Owing to electrostatic attraction, a conduction electron and a hole can form a bound state known as an exciton. Exciton spectra can vary from hydrogen-like series to broad bands. Exciton absorption lines are located at the long-wavelength boundary of a crystal’s intrinsic absorption (Figure 2). Excitons are responsible for the electronic absorption spectra of molecular crystals. Exciton luminescence also occurs.

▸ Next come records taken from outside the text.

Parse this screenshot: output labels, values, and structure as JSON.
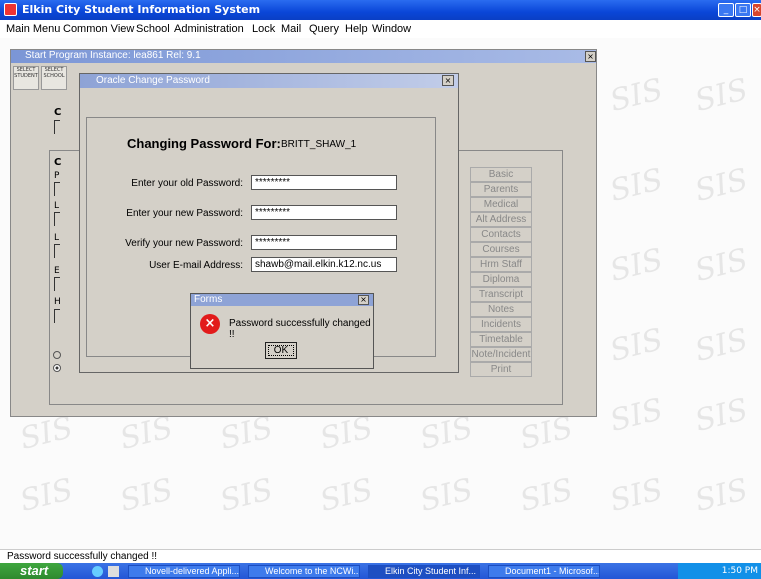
{
  "app": {
    "title": "Elkin City Student Information System"
  },
  "menu": [
    "Main Menu",
    "Common View",
    "School",
    "Administration",
    "Lock",
    "Mail",
    "Query",
    "Help",
    "Window"
  ],
  "watermark": "SIS",
  "start_program": {
    "title": "Start Program  Instance: lea861  Rel: 9.1",
    "tools": [
      "SELECT STUDENT",
      "SELECT SCHOOL"
    ],
    "side_buttons": [
      "Basic",
      "Parents",
      "Medical",
      "Alt Address",
      "Contacts",
      "Courses",
      "Hrm Staff",
      "Diploma",
      "Transcript",
      "Notes",
      "Incidents",
      "Timetable",
      "Note/Incident",
      "Print"
    ],
    "letters": [
      "C",
      "C",
      "P",
      "L",
      "L",
      "E",
      "H"
    ]
  },
  "password_dialog": {
    "title": "Oracle Change Password",
    "heading": "Changing Password For:",
    "username": "BRITT_SHAW_1",
    "old_label": "Enter your old Password:",
    "old_value": "*********",
    "new_label": "Enter your new Password:",
    "new_value": "*********",
    "verify_label": "Verify your new Password:",
    "verify_value": "*********",
    "email_label": "User E-mail Address:",
    "email_value": "shawb@mail.elkin.k12.nc.us"
  },
  "forms_box": {
    "title": "Forms",
    "message": "Password successfully changed !!",
    "ok_label": "OK"
  },
  "status_text": "Password successfully changed !!",
  "taskbar": {
    "start_label": "start",
    "tasks": [
      "Novell-delivered Appli...",
      "Welcome to the NCWi...",
      "Elkin City Student Inf...",
      "Document1 - Microsof..."
    ],
    "clock": "1:50 PM"
  }
}
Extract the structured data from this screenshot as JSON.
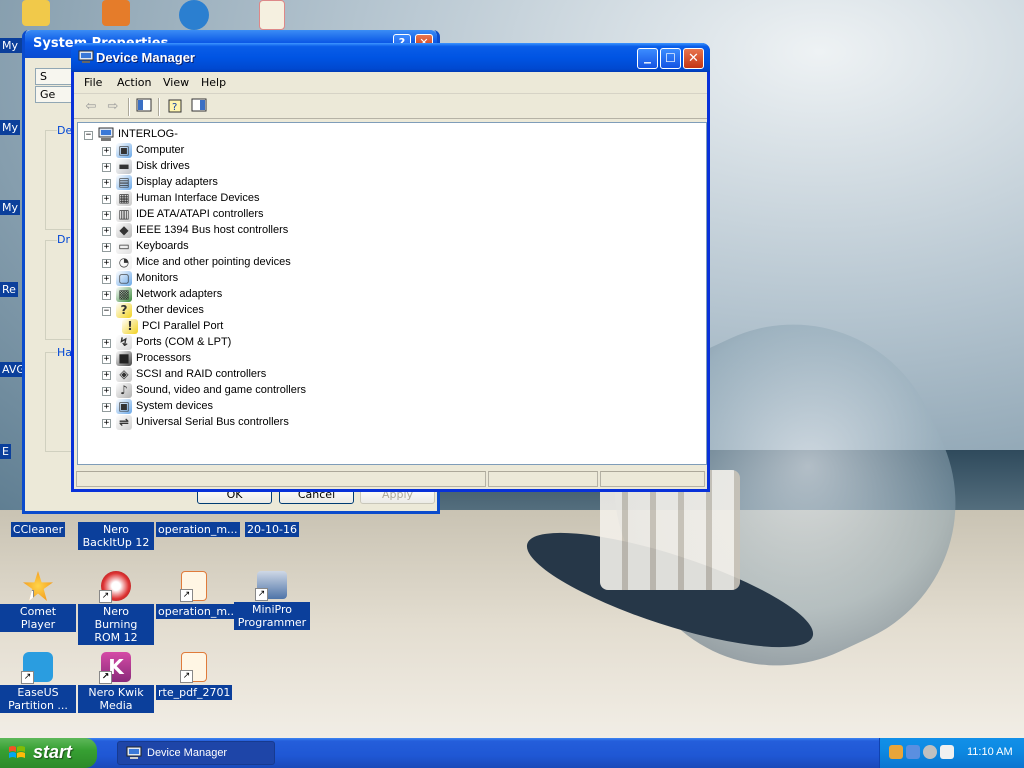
{
  "desktop": {
    "left_labels": [
      "My I",
      "My",
      "My",
      "Re",
      "AVG",
      "E"
    ],
    "icons": [
      {
        "label": "CCleaner"
      },
      {
        "label": "Nero BackItUp 12"
      },
      {
        "label": "operation_m..."
      },
      {
        "label": "20-10-16"
      },
      {
        "label": "Comet Player"
      },
      {
        "label": "Nero Burning ROM 12"
      },
      {
        "label": "operation_m..."
      },
      {
        "label": "MiniPro Programmer"
      },
      {
        "label": "EaseUS Partition ..."
      },
      {
        "label": "Nero Kwik Media"
      },
      {
        "label": "rte_pdf_2701"
      }
    ]
  },
  "system_properties": {
    "title": "System Properties",
    "tab_1": "S",
    "tab_2": "Ge",
    "group_1": "De",
    "group_2": "Dri",
    "group_3": "Ha",
    "ok_label": "OK",
    "cancel_label": "Cancel",
    "apply_label": "Apply"
  },
  "device_manager": {
    "title": "Device Manager",
    "menu": {
      "file": "File",
      "action": "Action",
      "view": "View",
      "help": "Help"
    },
    "root": "INTERLOG-",
    "tree": [
      {
        "label": "Computer",
        "icon": "computer-icon",
        "expanded": false
      },
      {
        "label": "Disk drives",
        "icon": "disk-drive-icon",
        "expanded": false
      },
      {
        "label": "Display adapters",
        "icon": "display-adapter-icon",
        "expanded": false
      },
      {
        "label": "Human Interface Devices",
        "icon": "hid-icon",
        "expanded": false
      },
      {
        "label": "IDE ATA/ATAPI controllers",
        "icon": "ide-controller-icon",
        "expanded": false
      },
      {
        "label": "IEEE 1394 Bus host controllers",
        "icon": "ieee1394-icon",
        "expanded": false
      },
      {
        "label": "Keyboards",
        "icon": "keyboard-icon",
        "expanded": false
      },
      {
        "label": "Mice and other pointing devices",
        "icon": "mouse-icon",
        "expanded": false
      },
      {
        "label": "Monitors",
        "icon": "monitor-icon",
        "expanded": false
      },
      {
        "label": "Network adapters",
        "icon": "network-adapter-icon",
        "expanded": false
      },
      {
        "label": "Other devices",
        "icon": "unknown-device-icon",
        "expanded": true
      },
      {
        "label": "PCI Parallel Port",
        "icon": "warning-device-icon",
        "child": true
      },
      {
        "label": "Ports (COM & LPT)",
        "icon": "port-icon",
        "expanded": false
      },
      {
        "label": "Processors",
        "icon": "processor-icon",
        "expanded": false
      },
      {
        "label": "SCSI and RAID controllers",
        "icon": "scsi-icon",
        "expanded": false
      },
      {
        "label": "Sound, video and game controllers",
        "icon": "sound-icon",
        "expanded": false
      },
      {
        "label": "System devices",
        "icon": "system-device-icon",
        "expanded": false
      },
      {
        "label": "Universal Serial Bus controllers",
        "icon": "usb-icon",
        "expanded": false
      }
    ]
  },
  "taskbar": {
    "start_label": "start",
    "task_label": "Device Manager",
    "clock": "11:10 AM"
  },
  "colors": {
    "title_blue": "#0054e3",
    "taskbar_blue": "#245edb",
    "start_green": "#37a033"
  }
}
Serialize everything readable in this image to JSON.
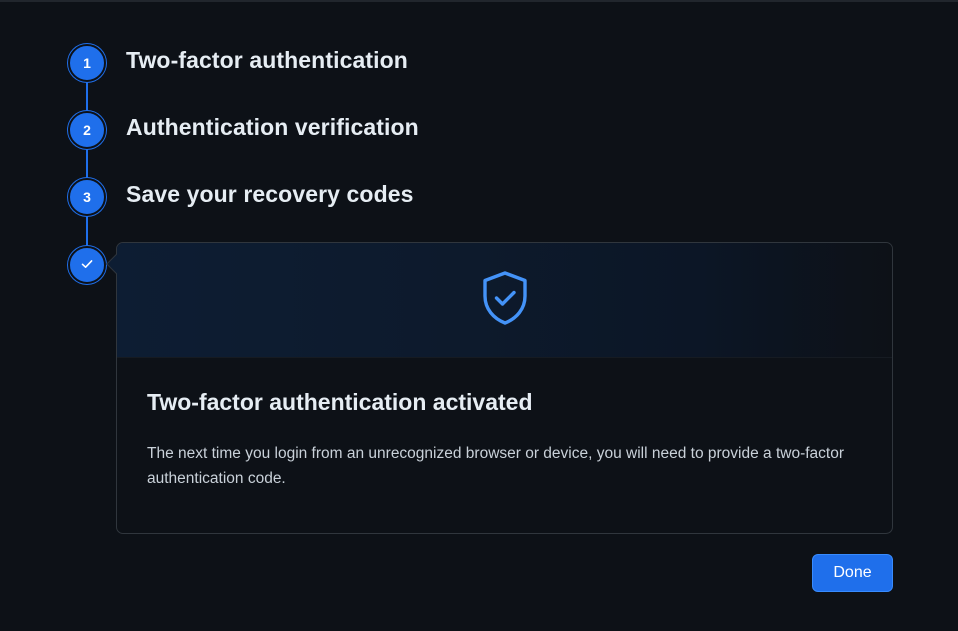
{
  "steps": [
    {
      "number": "1",
      "title": "Two-factor authentication"
    },
    {
      "number": "2",
      "title": "Authentication verification"
    },
    {
      "number": "3",
      "title": "Save your recovery codes"
    }
  ],
  "final_step": {
    "icon": "check-icon",
    "card": {
      "banner_icon": "shield-check-icon",
      "title": "Two-factor authentication activated",
      "body": "The next time you login from an unrecognized browser or device, you will need to provide a two-factor authentication code."
    }
  },
  "actions": {
    "done_label": "Done"
  },
  "colors": {
    "background": "#0d1117",
    "accent": "#1f6feb",
    "border": "#30363d",
    "text": "#e6edf3",
    "muted_text": "#c9d1d9",
    "shield": "#4493f8"
  }
}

The energies of electronic transitions between the localized levels of defect centers usually fall in the transparent region of an ideal crystal and are therefore often responsible for the crystal’s color. In alkali halide crystals, for example, the excitation of an electron localized in an anionic vacancy (an F-center) gives rise to the characteristic color of the crystal. Various impurity ions—for example, Tl in KCl—form luminescent centers in crystal phosphors. These centers give rise to electron-vibrational (vibronic) spectra. If the electron-phonon (vibronic) interaction in a defect center is weak, there appears in the spectrum an intense, narrow, no-phonon line, which is the optical analogue of a line due to the Mössbauer effect. Adjacent to the no-phonon line is what is known as a phonon wing, whose structure corresponds to the characteristics of the dynamics of a crystal with an impurity (Figure 3). As the vibronic interaction increases, the intensity of the no-phonon line decreases. A strong vibronic coupling yields wide structureless bands. Since part of the excitation energy is scattered in the rest of the crystal during vibration relaxation before emission, the maximum of the luminescence band lies on the long-wavelength side of the absorption band (Stokes’ law). Sometimes an equilibrium distribution for the vibrational sublevéis does not have time to be established before the light quantum is emitted; hot luminescence is then possible.
If the impurities contained in a crystal are atoms or ions of transition or rare-earth elements with incomplete f−or d-shells, it is then possible to observe discrete spectral lines that correspond to transitions between sublevéis resulting from the splitting of the atomic levels by the intracrystalline electric field (seeCRYSTAL FIELD and QUANTUM MECHANICAL AMPLIFIER).